China is moving aggressively in its efforts to define the next phase of the digital economy, with its government, manufacturing, and hyperscale digital businesses all working together. If China meets its goal of growing its domestic chip production as a percentage of total chip consumption to 40 percent by 2020, it could significantly impact the global chip market. Recall that Chinese demand in 2018 accounted for more than half of the world’s semiconductor demand. If Chinese chip manufacturers and the Chinese state can buy, hire, and develop enough advanced manufacturing capabilities while meeting the demands of AI, not only could these activities spark more domestic innovation, but China just might be positioned to have a larger impact on the next generation of cognitive technologies.
Leading foundries and chip designers outside China should accelerate their capabilities to remain competitive for Chinese demand. The development of newer architectures specialized for general and discrete machine learning (ML) workflows will likely become more important, with an increasing need for lightweight inference at the edge paired with high-performing training and modeling at the core. Leading AI providers may experience increasing pressure to offer greater capabilities at cheaper prices, which could lead to the commoditization of AI.
Current leaders in AI cloud services should continue to invest in research and development to find newer approaches to learning systems. The BATs are moving quickly, and they have an eye toward a greater presence in global markets. At the service level, they will likely exert more pressure on digital platform leaders and cloud providers, and they may find stronger footholds across logistics, industrial Internet of Things, and automotive sectors. Innovation, efficiency, and pricing will likely become more important to current leaders seeking to secure their competitive advantage. The greatest advantage for semiconductor incumbents, however, may be in staying close to their customers and continually advancing their own digital transformation. This requires sensing, rapid innovation, and the ability to learn and adapt quickly.
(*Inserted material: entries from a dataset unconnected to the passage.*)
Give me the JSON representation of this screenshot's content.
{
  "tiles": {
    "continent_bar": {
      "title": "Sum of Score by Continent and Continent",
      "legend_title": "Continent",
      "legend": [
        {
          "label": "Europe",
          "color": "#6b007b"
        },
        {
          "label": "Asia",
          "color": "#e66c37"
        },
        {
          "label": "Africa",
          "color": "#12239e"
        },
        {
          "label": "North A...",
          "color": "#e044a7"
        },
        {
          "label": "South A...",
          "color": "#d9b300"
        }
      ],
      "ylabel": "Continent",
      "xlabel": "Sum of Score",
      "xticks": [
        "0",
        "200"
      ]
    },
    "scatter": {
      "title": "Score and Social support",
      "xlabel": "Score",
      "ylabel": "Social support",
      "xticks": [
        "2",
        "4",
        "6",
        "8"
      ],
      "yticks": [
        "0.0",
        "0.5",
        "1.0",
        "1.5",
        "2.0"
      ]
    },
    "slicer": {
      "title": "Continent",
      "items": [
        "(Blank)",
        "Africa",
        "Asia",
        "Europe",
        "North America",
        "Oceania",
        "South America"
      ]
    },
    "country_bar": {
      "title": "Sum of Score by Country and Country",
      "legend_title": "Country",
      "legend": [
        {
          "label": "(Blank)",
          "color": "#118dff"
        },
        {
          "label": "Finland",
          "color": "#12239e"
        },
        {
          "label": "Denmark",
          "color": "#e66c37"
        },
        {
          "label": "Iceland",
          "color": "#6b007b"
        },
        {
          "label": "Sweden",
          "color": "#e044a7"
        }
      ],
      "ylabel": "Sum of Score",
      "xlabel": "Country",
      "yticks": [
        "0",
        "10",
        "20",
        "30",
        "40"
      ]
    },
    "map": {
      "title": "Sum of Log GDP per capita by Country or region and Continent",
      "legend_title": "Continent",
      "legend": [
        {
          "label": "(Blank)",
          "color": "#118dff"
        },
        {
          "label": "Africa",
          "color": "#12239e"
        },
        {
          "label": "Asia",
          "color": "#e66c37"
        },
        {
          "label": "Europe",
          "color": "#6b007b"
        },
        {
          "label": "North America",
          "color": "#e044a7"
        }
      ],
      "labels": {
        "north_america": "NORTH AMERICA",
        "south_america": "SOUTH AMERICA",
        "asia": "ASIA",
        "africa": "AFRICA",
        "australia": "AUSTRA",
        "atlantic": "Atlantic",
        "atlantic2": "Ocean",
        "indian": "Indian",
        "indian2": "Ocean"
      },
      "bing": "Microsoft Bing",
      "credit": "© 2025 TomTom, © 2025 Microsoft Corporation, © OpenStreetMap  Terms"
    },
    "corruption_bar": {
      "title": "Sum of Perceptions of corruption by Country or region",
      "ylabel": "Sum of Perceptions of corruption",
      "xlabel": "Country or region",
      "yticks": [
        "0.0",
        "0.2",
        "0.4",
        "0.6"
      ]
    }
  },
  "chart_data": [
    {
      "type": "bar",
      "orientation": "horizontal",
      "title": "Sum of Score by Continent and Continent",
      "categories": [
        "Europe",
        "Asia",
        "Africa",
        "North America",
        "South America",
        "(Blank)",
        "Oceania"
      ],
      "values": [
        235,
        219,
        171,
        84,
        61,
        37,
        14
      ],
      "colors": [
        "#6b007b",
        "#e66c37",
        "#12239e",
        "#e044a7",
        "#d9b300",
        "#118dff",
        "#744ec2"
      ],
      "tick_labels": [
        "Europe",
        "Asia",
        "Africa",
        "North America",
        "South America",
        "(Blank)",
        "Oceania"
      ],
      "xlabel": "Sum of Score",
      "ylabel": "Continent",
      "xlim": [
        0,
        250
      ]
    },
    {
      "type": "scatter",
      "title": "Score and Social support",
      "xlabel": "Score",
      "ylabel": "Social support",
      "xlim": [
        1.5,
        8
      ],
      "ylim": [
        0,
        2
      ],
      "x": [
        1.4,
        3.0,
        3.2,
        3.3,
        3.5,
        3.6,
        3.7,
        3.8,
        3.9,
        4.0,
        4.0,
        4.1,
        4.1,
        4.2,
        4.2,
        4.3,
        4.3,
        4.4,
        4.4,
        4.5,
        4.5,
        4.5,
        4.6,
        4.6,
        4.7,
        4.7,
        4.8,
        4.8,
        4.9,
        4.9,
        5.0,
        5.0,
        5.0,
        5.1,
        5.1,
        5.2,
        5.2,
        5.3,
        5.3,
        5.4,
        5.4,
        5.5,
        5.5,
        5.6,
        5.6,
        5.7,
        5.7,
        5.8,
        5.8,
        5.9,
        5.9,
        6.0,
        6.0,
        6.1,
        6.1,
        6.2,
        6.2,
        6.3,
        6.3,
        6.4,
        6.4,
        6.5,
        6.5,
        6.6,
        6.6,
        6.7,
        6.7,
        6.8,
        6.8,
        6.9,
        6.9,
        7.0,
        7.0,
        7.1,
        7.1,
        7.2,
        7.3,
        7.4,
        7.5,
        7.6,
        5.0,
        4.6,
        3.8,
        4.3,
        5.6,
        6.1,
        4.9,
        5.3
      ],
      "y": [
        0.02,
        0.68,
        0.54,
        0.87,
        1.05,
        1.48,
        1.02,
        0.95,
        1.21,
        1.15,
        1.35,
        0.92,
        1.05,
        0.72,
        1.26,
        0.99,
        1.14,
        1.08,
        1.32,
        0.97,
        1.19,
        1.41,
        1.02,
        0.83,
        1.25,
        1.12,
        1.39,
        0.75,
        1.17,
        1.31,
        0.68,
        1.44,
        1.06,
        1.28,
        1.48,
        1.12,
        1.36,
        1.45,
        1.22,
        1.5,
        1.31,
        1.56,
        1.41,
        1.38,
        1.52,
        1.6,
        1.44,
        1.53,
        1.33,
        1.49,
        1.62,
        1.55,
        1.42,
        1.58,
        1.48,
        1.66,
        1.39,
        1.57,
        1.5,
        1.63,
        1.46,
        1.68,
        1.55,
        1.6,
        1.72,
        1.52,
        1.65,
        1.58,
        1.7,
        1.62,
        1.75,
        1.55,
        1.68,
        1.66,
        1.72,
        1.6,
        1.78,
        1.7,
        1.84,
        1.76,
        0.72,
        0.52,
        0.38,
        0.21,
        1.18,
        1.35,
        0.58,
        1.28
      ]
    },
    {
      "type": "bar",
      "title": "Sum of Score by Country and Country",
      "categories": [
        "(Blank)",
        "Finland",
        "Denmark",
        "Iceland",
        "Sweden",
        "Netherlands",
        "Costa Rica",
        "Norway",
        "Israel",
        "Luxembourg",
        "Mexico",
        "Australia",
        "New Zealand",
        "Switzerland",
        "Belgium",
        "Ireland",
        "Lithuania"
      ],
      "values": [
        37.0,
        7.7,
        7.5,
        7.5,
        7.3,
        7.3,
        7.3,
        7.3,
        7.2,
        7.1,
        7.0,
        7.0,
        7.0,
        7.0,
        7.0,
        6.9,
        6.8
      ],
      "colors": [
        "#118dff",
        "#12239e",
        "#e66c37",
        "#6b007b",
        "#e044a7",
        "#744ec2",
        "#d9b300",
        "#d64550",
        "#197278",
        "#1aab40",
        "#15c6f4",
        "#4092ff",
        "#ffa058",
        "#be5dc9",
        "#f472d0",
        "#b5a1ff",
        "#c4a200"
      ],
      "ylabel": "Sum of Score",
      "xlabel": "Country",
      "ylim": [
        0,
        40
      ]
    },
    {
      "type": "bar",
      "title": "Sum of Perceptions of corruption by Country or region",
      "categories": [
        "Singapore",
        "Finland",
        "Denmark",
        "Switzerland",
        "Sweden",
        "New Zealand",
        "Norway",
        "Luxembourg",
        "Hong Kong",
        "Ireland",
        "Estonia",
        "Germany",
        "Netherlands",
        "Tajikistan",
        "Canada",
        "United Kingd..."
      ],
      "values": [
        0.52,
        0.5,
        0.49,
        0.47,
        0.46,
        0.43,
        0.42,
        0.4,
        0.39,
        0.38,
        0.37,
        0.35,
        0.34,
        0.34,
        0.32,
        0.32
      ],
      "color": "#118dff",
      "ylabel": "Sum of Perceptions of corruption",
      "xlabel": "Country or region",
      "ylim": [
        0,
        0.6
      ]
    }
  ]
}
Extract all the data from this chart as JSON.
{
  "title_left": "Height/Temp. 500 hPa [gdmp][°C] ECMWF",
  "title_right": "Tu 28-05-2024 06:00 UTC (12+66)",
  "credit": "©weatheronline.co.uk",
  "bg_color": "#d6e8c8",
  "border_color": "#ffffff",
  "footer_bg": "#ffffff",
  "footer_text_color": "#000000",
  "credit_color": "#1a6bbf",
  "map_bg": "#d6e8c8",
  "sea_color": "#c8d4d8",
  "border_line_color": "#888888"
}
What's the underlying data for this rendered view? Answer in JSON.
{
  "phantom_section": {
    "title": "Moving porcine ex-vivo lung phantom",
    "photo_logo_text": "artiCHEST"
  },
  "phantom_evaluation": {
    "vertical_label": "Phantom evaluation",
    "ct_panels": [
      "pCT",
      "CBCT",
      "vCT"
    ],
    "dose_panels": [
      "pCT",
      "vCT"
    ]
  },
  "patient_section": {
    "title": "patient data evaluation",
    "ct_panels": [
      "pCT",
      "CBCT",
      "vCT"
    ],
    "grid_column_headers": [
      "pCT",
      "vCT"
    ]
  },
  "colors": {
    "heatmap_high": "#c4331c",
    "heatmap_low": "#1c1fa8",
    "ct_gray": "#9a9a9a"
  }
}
If China is even marginally successful in advancing its semiconductor agenda, it may be even better positioned to control access to its growing consumer market. If its progress in AI advances and weaves its way through both the state and commerce, the degree of data, analytics, and insights thus enabled could drive a feedback loop of optimization, enhancement, and innovation—and further reinforce the command-and-control nature of China’s economy. To execute successfully on such broad change, however, the Chinese government and China’s businesses will likely demand more consulting services and knowledge transfer from developed economies and current industry leaders. A big-picture view could be to see this as a sign of China’s digital transformation becoming stronger.
Ultimately, for China, technological independence is about self-determination. Only a few decades ago, China was regarded as little more than the world’s cheap manufacturing and assembly hub, and considered a somewhat minor global player. Since then, it has steadily moved up manufacturing’s value chain. By learning from decades of manufacturing and by supporting its strongest digital businesses, China has bootstrapped its capabilities to produce some of the world’s largest companies and most advanced products. It still faces considerable uncertainties due to the shifting winds of macroeconomics and the very real challenges at the edge of Moore’s Law. And yet, it’s harder now than ever to doubt China’s potential.